Flüchtlingsstopp vor Europas Grenzen: Österreich bleibt stur

EU-Innenpolitik

Flüchtlingsstopp vor Europas Grenzen: Österreich bleibt stur

Österreichs Außenminister Sebastian Kurz will Flüchtlinge künftig schon auf dem Mittelmeer abfangen, noch bevor sie das europäische Festland erreichen.

Foto: Der Rat der Europäischen Union

Trotz der Kritik aus EU-Kreisen hält Österreichs Außenminister Sebastian Kurz am „Modell Australien“ fest und will die Diskussion weiter forcieren. 

Kurz‘ Vorschlag, Flüchtlinge bereits im Mittelmeer abzufangen, auf ausgewählten Inseln zu internieren und von dort wieder in ihre Heimat abzuschieben, stieß im politischen Europa mehrheitlich auf negative Reaktionen. Von der EU-Kommission über das Europäische Parlament bis hin zu Wiens Bürgermeister Michael Häupl hagelte es Kritik am jüngsten Außenminister Österreichs. Das von Kurz ins Spiel gebrachte „australische Modell“, das auf maximale Abschottung gegen Flüchtlinge setzte, wurde als für Europa ungeeignet bezeichnet.

Kurz‘ Vorschlag gegenüber nicht vollkommen abgeneigt reagierte hingegen der EU-Nachbarschaft- und Erweiterungskommissar Johannes Hahn. Für ihn stehe fest, dass die EU „den internationalen Migrationsdruck nicht alleine schultern“ könne. Es müsse daher eine „offene und ehrliche Diskussion“ darüber stattfinden, wobei „viele Möglichkeiten zu überprüfen“ seien, so Hahn.

Demonstrative Zustimmung erhält die Idee, Asylsuchende bereits auf dem offenen Meer abzufangen, bei der bayrischen CSU. Wörtlich heißt es dazu im „Bayernkurier“, dem Parteisprachrohr von Ministerpräsident Horst Seehofer: „In der großen Migrantenkrise braucht die EU empfindlichen Druck.
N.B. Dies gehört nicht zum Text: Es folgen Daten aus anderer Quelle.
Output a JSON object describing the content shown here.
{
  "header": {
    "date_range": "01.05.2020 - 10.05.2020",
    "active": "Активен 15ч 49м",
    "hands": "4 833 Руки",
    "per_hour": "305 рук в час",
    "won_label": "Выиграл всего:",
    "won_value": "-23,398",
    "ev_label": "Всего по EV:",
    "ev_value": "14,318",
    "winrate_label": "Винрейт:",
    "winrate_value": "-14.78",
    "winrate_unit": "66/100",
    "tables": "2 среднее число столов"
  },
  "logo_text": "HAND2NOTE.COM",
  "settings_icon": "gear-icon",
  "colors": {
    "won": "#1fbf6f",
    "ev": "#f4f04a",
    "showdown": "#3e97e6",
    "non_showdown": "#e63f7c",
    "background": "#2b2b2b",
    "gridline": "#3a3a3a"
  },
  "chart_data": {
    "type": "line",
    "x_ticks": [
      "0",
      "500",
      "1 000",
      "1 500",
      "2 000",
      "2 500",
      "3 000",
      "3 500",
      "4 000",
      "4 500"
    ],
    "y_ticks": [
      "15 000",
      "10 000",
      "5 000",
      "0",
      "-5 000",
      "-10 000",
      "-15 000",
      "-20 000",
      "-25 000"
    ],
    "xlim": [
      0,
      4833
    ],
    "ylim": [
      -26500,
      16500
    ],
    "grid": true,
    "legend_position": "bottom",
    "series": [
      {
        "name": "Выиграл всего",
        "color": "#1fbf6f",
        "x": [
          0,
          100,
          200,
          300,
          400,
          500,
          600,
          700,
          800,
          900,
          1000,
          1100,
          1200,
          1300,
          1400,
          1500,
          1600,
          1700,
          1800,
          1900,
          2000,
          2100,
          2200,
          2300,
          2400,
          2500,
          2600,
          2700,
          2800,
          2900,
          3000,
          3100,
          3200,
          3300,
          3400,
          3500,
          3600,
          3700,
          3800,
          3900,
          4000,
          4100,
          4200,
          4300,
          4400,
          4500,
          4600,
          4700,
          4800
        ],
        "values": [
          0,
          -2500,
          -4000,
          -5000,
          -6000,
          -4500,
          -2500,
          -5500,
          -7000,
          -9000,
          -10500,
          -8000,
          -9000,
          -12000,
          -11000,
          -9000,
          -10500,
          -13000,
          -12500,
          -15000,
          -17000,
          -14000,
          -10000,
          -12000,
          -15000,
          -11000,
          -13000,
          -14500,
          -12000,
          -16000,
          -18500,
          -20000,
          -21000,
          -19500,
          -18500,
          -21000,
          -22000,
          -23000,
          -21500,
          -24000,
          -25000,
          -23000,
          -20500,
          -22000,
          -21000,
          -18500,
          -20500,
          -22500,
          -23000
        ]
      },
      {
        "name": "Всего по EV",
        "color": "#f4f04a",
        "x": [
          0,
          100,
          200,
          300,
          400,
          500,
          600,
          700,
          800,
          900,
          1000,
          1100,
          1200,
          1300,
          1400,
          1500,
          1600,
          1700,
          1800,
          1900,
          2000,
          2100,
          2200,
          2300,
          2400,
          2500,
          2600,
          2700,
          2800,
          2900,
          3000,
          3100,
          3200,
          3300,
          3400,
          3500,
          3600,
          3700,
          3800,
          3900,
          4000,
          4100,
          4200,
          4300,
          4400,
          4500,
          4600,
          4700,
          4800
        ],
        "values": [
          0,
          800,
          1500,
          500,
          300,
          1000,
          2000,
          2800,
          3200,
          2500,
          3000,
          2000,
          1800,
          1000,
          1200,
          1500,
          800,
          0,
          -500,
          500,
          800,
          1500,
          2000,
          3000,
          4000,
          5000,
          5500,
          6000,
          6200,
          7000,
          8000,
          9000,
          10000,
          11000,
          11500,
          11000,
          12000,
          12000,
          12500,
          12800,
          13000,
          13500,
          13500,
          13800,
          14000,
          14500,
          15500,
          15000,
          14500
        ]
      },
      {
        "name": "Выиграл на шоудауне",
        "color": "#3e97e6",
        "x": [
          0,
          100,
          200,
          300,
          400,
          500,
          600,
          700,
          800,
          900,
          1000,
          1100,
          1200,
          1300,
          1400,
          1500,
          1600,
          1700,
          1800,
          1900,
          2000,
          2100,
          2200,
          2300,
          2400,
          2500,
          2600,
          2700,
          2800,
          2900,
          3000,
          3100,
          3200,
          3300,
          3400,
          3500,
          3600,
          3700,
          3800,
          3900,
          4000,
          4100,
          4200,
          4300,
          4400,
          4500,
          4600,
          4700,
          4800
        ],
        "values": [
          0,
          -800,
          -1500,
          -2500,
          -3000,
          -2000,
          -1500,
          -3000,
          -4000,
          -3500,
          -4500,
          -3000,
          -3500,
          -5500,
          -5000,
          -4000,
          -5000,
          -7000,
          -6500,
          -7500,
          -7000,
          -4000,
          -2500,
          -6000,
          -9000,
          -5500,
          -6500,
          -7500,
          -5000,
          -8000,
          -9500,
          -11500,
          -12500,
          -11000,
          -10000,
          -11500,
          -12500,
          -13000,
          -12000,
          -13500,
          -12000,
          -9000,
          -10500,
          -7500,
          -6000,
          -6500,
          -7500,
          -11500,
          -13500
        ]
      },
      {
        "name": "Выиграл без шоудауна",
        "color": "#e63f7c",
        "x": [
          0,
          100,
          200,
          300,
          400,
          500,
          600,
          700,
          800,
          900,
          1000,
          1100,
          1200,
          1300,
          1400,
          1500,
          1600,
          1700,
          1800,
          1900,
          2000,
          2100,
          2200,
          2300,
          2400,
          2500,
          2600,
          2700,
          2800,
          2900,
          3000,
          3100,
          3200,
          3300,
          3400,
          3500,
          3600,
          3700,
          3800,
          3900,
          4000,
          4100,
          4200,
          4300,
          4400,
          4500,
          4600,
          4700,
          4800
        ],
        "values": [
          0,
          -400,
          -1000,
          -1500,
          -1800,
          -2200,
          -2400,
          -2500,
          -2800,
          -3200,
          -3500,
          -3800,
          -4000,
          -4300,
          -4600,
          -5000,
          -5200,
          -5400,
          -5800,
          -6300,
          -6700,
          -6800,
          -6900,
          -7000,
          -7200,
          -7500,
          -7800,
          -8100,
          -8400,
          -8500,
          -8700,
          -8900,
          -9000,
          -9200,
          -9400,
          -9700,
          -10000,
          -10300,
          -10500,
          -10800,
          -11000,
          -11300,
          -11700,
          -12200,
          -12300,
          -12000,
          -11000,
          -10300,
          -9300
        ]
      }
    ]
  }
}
Aus dem Grund ist Österreich so wichtig geworden: Wien hat die Balkanroute abriegeln lassen.“ Die österreichischen Grenzkontrollen hätten erst dazu geführt, die EU zu „geeigneten Maßnahmen“ zu drängen, „um dem Migranten-Ansturm entgegenzuwirken.“ Ob damit der EU-Türkei-Deal gemeint ist, eine mehr oder weniger direkte Folge der geschlossenen Balkanroute und der europäischen Unfähigkeit sich auf Quoten zu einigen, ließ er offen.

Weiter Zündstoff für eine strengere Flüchtlingspolitik gegen derzeit europaweite Umfragen, die eine ablehnende Haltung der Bevölkerung gegenüber der so genannten Willkommenskultur widerspiegeln. Kurz denkt daher nicht daran, die nun in Gang gekommene Diskussion abzuwürgen. Stattdessen wolle er die Diskussion weiter forcieren und setze auf politische Überzeugungsarbeit, so das Büro des Außenministeriums gegenüber EurActiv: „Der Minister steht nicht nur in laufendem Kontakt mit den EU-Kollegen sondern wird seinen Vorschlag im Rahmen des nächsten Sitzung des Außenpolitischen Rats am 20. Juni in Luxemburg weiter präzisieren.“

Dass Österreich in der Flüchtlingspolitik weiter Druck macht, zeigt auch die im Juli wieder stattfindende Westbalkankonferenz, an der auch Griechenland teilnehmen wird. Damals, im Februar 2016, fiel übrigens bei diesem Zusammentreffen der Startschuss zur Sperre der Balkanroute.